Updates in the Treatment and Prevention of COVID-19​

An investigational, oral COVID-19 antiviral candidate reduced the risk of hospitalization or death by 89% in an interim analysis

An investigational oral antiviral candidate consisting of PF-07321332 plus ritonavir (Paxlovid™) significantly reduced hospitalization and death in non-hospitalized adult patients with COVID-19 at high risk of progressing to severe illness. An interim analysis of the phase 2/3 EPIC-HR trial showed an 89% reduction in the risk of COVID-19-associated hospitalization or death from any cause at day 28 in the antiviral group compared with the placebo group in patients treated within three days of symptom onset (0.8% vs 7.0%, respectively; P <.0001).

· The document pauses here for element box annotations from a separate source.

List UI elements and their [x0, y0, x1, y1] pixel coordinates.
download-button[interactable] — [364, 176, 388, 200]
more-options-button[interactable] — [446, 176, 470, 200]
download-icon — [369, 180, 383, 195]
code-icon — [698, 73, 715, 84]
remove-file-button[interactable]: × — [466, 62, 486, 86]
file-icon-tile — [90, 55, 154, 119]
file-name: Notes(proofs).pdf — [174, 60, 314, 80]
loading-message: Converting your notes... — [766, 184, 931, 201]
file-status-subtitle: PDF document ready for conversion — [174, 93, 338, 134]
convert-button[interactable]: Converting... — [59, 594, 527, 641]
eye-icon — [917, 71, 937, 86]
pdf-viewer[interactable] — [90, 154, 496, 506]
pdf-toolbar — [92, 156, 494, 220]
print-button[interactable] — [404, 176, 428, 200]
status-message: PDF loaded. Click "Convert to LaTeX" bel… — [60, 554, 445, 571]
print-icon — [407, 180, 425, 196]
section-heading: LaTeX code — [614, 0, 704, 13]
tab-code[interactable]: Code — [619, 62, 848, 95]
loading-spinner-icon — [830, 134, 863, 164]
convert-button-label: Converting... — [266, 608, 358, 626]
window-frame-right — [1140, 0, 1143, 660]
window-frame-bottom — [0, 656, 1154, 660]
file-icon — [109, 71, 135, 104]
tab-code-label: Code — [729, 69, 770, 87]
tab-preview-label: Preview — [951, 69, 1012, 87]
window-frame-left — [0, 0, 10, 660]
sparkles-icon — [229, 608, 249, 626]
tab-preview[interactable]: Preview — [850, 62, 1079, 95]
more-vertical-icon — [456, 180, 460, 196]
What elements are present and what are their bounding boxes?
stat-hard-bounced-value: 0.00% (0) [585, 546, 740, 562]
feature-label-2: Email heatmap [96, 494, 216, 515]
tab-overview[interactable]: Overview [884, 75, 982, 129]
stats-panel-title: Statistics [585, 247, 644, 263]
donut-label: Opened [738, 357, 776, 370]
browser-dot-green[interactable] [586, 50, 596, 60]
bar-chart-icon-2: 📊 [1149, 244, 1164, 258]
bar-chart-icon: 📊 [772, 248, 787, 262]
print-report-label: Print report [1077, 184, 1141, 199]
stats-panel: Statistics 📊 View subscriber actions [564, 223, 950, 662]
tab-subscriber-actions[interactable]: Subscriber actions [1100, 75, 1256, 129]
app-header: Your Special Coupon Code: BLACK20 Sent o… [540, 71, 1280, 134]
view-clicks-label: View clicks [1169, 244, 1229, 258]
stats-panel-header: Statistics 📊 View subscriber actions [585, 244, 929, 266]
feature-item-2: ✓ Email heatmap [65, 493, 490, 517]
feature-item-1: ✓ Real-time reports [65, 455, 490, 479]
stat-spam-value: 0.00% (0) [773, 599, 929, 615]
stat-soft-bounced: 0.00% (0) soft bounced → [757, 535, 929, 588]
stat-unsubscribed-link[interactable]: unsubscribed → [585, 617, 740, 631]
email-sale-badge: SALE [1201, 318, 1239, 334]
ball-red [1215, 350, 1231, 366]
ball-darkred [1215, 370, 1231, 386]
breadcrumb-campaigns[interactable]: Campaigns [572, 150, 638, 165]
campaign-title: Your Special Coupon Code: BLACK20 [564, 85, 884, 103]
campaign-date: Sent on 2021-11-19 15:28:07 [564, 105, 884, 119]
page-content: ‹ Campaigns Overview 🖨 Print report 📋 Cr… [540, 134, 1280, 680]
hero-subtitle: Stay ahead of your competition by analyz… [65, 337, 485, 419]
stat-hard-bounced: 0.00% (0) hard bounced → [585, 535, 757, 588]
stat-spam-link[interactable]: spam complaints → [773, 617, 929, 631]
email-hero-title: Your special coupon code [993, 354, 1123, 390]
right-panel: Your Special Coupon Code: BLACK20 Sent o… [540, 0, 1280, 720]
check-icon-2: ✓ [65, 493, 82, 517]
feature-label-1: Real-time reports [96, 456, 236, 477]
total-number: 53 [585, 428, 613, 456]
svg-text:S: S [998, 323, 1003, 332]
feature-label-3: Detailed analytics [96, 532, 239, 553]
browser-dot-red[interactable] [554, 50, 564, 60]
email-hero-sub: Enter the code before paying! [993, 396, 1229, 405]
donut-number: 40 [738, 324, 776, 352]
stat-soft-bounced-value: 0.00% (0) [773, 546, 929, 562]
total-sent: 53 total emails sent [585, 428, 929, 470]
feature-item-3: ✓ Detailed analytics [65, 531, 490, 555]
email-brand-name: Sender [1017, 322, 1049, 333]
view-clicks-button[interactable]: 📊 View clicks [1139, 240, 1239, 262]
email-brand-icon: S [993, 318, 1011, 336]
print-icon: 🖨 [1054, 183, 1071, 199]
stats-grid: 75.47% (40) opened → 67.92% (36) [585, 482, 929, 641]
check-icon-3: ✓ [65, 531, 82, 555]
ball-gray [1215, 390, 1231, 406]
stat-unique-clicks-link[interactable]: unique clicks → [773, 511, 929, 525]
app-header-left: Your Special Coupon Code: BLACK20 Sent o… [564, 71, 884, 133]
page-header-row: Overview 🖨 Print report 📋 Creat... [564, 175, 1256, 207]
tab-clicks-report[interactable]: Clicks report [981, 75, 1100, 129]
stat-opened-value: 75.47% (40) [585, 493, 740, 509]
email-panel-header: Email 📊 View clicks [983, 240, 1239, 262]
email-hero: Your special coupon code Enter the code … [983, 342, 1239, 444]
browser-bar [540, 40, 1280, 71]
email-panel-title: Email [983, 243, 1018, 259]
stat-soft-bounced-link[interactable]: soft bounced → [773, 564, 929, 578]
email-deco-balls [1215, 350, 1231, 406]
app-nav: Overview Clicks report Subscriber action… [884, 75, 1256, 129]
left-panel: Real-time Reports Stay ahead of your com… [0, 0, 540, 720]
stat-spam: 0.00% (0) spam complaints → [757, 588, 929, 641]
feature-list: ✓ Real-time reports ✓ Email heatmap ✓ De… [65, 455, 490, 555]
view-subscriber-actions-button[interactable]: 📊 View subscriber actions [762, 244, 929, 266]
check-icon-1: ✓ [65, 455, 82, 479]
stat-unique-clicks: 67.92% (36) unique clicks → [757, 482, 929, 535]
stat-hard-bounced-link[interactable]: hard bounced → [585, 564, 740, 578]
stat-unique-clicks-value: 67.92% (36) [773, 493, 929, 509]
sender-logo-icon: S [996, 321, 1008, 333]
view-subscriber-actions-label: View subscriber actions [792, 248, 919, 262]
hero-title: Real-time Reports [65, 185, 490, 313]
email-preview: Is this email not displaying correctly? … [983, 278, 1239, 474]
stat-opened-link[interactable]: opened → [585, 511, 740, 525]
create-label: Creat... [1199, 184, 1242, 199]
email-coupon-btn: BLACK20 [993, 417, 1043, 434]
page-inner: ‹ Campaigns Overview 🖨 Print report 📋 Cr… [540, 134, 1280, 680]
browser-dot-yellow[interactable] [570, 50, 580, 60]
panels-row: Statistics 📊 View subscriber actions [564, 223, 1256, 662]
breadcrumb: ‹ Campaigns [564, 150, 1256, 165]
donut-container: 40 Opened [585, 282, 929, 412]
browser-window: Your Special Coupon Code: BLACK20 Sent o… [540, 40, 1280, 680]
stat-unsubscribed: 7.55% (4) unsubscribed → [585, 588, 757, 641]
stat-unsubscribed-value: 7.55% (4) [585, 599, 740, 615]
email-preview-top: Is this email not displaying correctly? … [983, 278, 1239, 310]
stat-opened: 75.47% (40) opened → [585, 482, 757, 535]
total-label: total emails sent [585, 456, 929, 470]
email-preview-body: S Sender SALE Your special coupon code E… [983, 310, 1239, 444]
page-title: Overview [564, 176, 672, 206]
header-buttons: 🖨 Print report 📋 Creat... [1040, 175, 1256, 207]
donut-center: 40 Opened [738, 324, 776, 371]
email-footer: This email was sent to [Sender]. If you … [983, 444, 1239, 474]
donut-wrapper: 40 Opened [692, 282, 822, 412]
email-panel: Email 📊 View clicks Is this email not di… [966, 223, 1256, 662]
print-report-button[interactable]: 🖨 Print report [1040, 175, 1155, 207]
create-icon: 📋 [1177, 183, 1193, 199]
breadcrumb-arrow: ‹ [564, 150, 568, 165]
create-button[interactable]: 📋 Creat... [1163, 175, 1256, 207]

Similar results were observed in patients treated within five days of symptom onset (1.0% vs 6.7%; P <.0001). No deaths were reported in patients who received  the antiviral treatment compared with 10 deaths (1.6%) in patients who received placebo. Treatment-emergent adverse events were comparable between antiviral treatment (19%) and placebo (21%) groups and were mostly mild in intensity. Fewer serious adverse events (1.7% vs 6.6%) and discontinuation of the study drug due to adverse events (2.1% vs 4.1%) were observed in patients receiving the antiviral treatment compared with placebo, respectively.